Before any program ships, software developers need to invest substantial time in quality assurance. Quality assurance is the aspect of software design that revolves around taking something presumed to be working just fine and hammering away using quality techniques to try and break the program. Only after a thorough and exhaustive search can quality assurance individuals release their approval.
In the world of hardware design and electronics, quality assurance is indicated by little white dot stickers that read “QA by:” and are usually stamped with either initials or an associate id number. A failure to conduct thorough quality assurance in hardware projects can ultimately cost lives from glaring defects that cause overheating or strangulation hazards.
Quality software design
While you may think my software isn’t going to choke any babies, you probably are right. However, this doesn’t mean that bad software can’t cost lives. If NASA used software to drive shuttles that failed to identify and properly regulate fuel flow, well…guess what would happen? Imagine if all the sudden you deposited your paycheck into an online bank and the quality assurance guys didn’t bother to test basic mathematic functions.
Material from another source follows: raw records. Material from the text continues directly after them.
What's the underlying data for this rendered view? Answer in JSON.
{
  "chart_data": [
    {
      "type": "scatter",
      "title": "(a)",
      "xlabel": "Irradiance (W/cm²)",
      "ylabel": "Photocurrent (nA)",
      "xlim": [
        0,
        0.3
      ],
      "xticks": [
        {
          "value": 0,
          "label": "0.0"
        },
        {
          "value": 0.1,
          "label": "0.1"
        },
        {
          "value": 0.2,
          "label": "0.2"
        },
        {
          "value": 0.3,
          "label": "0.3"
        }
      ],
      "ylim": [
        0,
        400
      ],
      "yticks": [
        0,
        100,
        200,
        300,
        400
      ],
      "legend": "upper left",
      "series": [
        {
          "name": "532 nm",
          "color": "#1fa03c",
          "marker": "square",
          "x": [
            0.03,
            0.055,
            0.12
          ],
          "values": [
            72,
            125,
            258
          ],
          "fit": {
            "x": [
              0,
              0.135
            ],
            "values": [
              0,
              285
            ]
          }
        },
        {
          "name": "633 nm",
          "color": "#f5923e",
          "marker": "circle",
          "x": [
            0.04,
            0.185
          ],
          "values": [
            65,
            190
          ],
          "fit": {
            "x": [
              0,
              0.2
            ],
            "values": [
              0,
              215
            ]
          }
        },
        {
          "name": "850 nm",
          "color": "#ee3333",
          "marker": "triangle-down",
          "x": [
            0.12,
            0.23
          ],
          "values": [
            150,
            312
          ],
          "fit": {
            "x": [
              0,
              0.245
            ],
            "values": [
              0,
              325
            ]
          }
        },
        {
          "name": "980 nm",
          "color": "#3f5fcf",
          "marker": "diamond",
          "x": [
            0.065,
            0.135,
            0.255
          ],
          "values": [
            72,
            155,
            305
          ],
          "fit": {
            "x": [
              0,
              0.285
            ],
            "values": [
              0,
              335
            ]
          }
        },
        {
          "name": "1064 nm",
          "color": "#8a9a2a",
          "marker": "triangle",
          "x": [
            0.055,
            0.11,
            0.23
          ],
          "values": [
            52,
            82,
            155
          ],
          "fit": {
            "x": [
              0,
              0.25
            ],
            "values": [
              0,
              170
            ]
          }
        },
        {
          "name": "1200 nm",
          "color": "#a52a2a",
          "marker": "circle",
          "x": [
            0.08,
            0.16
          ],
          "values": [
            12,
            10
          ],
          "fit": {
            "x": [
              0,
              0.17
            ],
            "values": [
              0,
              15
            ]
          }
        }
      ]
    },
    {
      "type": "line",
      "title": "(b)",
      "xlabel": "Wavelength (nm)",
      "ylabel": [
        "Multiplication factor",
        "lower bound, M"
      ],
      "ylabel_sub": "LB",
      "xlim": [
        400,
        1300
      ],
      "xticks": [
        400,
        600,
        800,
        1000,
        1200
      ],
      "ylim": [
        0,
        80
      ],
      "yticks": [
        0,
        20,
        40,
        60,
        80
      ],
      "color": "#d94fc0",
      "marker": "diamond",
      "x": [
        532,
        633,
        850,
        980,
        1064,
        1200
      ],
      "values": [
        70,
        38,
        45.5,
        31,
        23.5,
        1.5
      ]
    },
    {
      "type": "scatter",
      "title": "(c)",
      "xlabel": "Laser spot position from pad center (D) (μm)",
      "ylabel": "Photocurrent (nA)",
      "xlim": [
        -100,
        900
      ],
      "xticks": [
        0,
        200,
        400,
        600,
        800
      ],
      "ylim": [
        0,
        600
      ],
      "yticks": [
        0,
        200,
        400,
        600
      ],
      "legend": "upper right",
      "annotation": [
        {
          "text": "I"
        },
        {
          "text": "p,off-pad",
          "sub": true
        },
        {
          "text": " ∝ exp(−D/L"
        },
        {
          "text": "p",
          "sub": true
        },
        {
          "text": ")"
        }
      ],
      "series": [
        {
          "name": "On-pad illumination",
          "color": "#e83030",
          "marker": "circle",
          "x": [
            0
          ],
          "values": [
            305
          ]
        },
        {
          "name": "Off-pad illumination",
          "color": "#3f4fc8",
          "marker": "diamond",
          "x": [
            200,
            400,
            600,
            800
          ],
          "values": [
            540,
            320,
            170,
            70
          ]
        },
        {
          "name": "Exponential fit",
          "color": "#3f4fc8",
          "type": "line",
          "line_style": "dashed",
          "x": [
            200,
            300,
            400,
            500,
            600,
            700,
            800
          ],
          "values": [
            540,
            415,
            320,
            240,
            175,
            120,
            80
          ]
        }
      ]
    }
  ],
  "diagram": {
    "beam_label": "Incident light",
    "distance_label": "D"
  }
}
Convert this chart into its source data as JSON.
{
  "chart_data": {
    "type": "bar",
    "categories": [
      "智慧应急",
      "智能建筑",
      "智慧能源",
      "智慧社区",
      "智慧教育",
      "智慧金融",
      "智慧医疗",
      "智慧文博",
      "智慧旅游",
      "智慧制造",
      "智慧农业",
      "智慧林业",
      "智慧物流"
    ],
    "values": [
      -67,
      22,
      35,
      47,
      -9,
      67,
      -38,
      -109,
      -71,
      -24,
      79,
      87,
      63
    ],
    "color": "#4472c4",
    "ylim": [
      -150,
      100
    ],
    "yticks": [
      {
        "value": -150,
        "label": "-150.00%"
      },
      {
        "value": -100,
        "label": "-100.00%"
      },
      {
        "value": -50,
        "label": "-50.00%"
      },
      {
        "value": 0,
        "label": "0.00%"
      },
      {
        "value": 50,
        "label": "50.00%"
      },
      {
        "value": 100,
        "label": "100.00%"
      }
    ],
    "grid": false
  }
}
You would quickly find that the lack of quality assurance would bounce your checkbook if for every 1000 you added, the driving software subtracted. These things happen. And it’s the job of engineers to make products, technicians to fix them, and quality assurance to find them before someone else does. Similarly, in software, the programmers have a role that generally provides for at least the making and repair of their products.
However, for all but the smallest of projects, quality assurance is best handled by outside individuals.
The reasoning behind using quality assurance software is to look at programs from a variety of angles thus eliminating a lot of the tunnel vision that occurs in programmers. While a programmer is usually very good at fixing changes that a compiler will fail to work on, they generally subconsciously feed only appropriate sequences of commands at software and thus make poor quality assurance.
This doesn’t mean that programmers are bad at quality assurance. Instead, the assumption that programmers are usually poor at quality assurance means that there is a tendency to overlook glitches unless a willfully, consciously, and logical approach is adopted to provide quality assurance. In fact, when performing quality assurance on other people’s works, programmers can be the absolute best quality assurance professionals available.
This is because not only do they understand what tends to break from past experience, programmers also know enough about the fundamental aspects of programming to provide valuable speculations in quality assurance. Simply put, programmers know how programs work, and can effectively write instructions on how to reproduce a glitch or bug in a quality assurance report.
Quality assurance software
What kinds of problems do quality assurance people catch before release? A thorough approach to quality assurance will test all available options. For PHP based applications, quality assurance people may write or manually step through all possible permutations of form input drop downs. For games, a quality assurance person may level all the way to the top, walk back to the beginning of the game, and begin slamming their character into walls all over again.
For all applications, quality assurance people generally catch the majority of overflow errors and glaring mathematic problems – but even the best quality assurance teams may end up missing subtle bugs like the math bug that was found in Excel 2007.
Only after proving your software actually works through quality assurance teams, going through and making corrective changes and then repeating the quality assurance to programmer dance until there simply are no more problems that affect your software product will you know that your software program is finally ready to ship.
Shipping prior to quality assurance completion can prove disastrous for any software developer regardless of disclaimers of limited liability due to individual regulating authorities which may have policies prohibiting the release of liability.